Jusqu’ici, l’impact économique de la sortie du Royaume-Uni de l’Union européenne, avait été réfléchi par des enquêtes d’économistes et des instituts de recherche privée. Officiellement, les études gouvernementales d’impact économique de la sortie de l’Union européenne, n’existaient pas. Le site “BuzzFeed”, prétend le contraire, et publie les conclusions de ces études. Elles ne sont pas très optimistes pour le pays.

Petit retour en arrière, durant l’été le ministre chargé du Brexit, David Davis, a assuré que le gouvernement avait évidemment fait des études « extrêmement détaillées » sur les conséquences du Brexit. Il s’agit de montrer, que le gouvernement maîtrise la situation, et sait ce qu’il fait. Cependant, ces études n’ont pas été publiées. En décembre, grande surprise, il revient sur ces affirmations et assure avoir été mal compris. Il affirme, que ces études n’ont pas été réalisées.

Ce sont justement, ces études qui ont fuité sur “Buzzfeed” et l’on comprend pourquoi le gouvernement britannique n’était pas très enclin à les divulguer. Ces études, réalisées par des fonctionnaires de plusieurs ministères, concluent et surtout confirment que, quel que soit le scénario final du Brexit, l’économie au Royaume-Uni souffrira.

En soi, il ne s’agit pas d’une surprise, mais cette fois il sera plus difficile pour les “excités” du Brexit, au sujet de ces résultats d’experts qui travaillent pour le gouvernement, d’évoquer un parti-pris, du pessimisme ou même de l’incompétence, comme ils le font chaque fois pour rejeter les travaux qui ne les arrangent pas.

Concernant, le contenu de cette analyse, trois scénarios les plus probables ont été analysés. Un accord de libre-échange et la croissance britannique subiraient un ralentissement de 5 % au cours des quinze prochaines années, par rapport aux prévisions actuelles. Une sortie sans accord, ce qui aboutirait à une croissance réduite de 8 % sur la même période. Enfin, l’hypothèse la plus optimiste, prône un accord, qui implique le maintien de l’accès au marché unique avec une participation à l’Espace économique européen (EEA) sur le modèle norvégien, ce qui entraînerait quand même une réduction de 2 % de la croissance.
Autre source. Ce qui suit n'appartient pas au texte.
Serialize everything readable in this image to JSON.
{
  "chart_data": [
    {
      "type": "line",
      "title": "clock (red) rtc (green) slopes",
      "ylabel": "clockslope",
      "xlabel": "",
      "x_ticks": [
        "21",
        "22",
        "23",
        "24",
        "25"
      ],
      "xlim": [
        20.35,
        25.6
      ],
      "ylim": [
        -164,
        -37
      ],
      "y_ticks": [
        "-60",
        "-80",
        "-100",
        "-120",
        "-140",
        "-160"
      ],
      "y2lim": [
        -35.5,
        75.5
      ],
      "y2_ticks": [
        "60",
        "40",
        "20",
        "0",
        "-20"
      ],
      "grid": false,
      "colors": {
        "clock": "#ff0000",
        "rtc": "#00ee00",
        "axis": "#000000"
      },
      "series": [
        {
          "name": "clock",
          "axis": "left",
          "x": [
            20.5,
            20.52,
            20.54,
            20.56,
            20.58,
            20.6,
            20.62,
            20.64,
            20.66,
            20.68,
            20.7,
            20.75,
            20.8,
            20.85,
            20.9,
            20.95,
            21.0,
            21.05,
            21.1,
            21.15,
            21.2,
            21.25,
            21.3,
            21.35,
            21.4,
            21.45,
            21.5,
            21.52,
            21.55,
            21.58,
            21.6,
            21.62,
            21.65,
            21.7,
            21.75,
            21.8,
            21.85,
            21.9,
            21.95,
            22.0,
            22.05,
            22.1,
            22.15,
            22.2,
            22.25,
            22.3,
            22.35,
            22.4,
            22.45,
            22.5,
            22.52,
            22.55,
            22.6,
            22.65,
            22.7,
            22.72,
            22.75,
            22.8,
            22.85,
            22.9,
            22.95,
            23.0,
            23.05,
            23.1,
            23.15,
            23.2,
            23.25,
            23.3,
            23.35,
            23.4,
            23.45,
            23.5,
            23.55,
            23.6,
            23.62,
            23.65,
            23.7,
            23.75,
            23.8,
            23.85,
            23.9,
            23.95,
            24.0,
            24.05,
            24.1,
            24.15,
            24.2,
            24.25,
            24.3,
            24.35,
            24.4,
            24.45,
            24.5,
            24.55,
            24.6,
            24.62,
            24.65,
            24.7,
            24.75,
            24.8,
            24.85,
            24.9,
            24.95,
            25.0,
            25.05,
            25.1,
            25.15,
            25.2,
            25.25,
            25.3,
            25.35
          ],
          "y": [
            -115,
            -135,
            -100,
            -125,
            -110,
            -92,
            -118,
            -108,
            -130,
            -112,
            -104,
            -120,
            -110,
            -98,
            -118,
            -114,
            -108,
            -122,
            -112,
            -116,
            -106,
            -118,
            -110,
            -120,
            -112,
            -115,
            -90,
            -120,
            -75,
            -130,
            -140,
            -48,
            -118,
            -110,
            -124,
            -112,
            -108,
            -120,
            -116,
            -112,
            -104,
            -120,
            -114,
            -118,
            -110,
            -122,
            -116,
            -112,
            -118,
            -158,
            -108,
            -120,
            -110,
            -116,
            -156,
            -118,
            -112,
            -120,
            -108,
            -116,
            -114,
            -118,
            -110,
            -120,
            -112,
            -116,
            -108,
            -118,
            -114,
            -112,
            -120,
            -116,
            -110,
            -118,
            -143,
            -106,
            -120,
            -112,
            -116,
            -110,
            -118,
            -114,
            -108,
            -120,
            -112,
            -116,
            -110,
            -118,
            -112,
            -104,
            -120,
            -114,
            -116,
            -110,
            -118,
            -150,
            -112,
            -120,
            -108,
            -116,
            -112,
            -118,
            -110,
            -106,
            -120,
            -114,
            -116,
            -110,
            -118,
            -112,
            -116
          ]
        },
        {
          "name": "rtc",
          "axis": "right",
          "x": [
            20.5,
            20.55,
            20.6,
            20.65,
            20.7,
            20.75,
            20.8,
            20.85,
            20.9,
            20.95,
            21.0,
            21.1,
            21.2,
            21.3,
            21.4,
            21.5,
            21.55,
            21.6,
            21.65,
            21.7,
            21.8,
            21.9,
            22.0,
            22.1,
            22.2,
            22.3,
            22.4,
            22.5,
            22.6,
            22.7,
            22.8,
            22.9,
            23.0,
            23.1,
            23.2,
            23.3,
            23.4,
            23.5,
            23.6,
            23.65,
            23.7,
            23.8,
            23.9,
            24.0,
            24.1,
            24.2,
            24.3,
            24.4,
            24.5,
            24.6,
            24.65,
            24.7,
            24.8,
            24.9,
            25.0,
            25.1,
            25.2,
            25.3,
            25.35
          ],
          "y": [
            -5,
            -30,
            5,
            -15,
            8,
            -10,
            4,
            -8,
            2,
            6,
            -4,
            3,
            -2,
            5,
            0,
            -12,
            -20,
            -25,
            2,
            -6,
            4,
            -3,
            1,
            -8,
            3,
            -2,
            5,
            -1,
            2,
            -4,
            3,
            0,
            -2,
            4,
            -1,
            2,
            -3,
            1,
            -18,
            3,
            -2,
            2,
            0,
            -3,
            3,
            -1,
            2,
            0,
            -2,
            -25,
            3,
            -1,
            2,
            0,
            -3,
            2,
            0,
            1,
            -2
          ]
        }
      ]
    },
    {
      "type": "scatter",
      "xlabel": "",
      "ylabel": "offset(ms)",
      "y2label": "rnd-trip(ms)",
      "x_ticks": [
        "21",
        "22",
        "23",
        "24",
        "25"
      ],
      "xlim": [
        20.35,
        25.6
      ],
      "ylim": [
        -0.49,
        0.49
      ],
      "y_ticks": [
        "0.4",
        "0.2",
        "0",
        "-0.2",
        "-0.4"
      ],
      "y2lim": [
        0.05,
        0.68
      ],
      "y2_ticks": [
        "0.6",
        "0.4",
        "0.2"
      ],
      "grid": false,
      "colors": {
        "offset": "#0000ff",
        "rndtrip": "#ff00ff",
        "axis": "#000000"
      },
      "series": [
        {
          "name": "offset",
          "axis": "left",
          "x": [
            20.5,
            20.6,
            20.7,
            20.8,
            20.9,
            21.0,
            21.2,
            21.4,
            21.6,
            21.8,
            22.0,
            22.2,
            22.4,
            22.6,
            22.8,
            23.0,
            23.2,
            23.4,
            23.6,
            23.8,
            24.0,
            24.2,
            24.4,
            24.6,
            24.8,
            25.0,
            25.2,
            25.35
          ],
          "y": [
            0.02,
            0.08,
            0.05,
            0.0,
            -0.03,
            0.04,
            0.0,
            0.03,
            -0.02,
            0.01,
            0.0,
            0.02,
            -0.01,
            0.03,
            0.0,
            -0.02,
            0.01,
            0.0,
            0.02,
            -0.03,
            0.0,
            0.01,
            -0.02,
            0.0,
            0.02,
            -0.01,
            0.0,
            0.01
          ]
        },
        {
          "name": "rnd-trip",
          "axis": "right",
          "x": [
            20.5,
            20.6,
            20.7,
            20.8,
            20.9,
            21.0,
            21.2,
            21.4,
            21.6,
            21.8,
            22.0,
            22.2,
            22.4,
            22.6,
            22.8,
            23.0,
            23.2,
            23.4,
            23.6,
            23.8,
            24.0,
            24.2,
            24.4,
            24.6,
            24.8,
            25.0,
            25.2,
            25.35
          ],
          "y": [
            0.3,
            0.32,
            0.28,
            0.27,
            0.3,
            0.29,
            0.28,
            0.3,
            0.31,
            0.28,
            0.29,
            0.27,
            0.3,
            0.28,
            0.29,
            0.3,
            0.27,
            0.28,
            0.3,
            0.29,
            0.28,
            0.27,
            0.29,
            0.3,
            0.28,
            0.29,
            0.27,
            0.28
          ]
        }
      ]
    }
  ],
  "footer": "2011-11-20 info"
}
L’ensemble de l’économie, serait touché, et aucune région ne serait épargnée. Ce sont les régions les plus défavorisées du Royaume-Uni comme le Nord-est, les West Midlands (centre de l’Angleterre) et l’Irlande du Nord, qui seraient, le plus touché. Même, le statut de Londres comme centre financier mondial pourrait être sérieusement écorné.

Cependant, certains partisans du Brexit ne désarment pas, ce qui fait dire par exemple à Duncan-Smith, ancien ministre conservateur, “en fait, aucun de nous ne sait comment tout cela va finir”. Un bel aveu d’incompétence, car c’est justement tout cela que l’on reproche aux partisans du Brexit.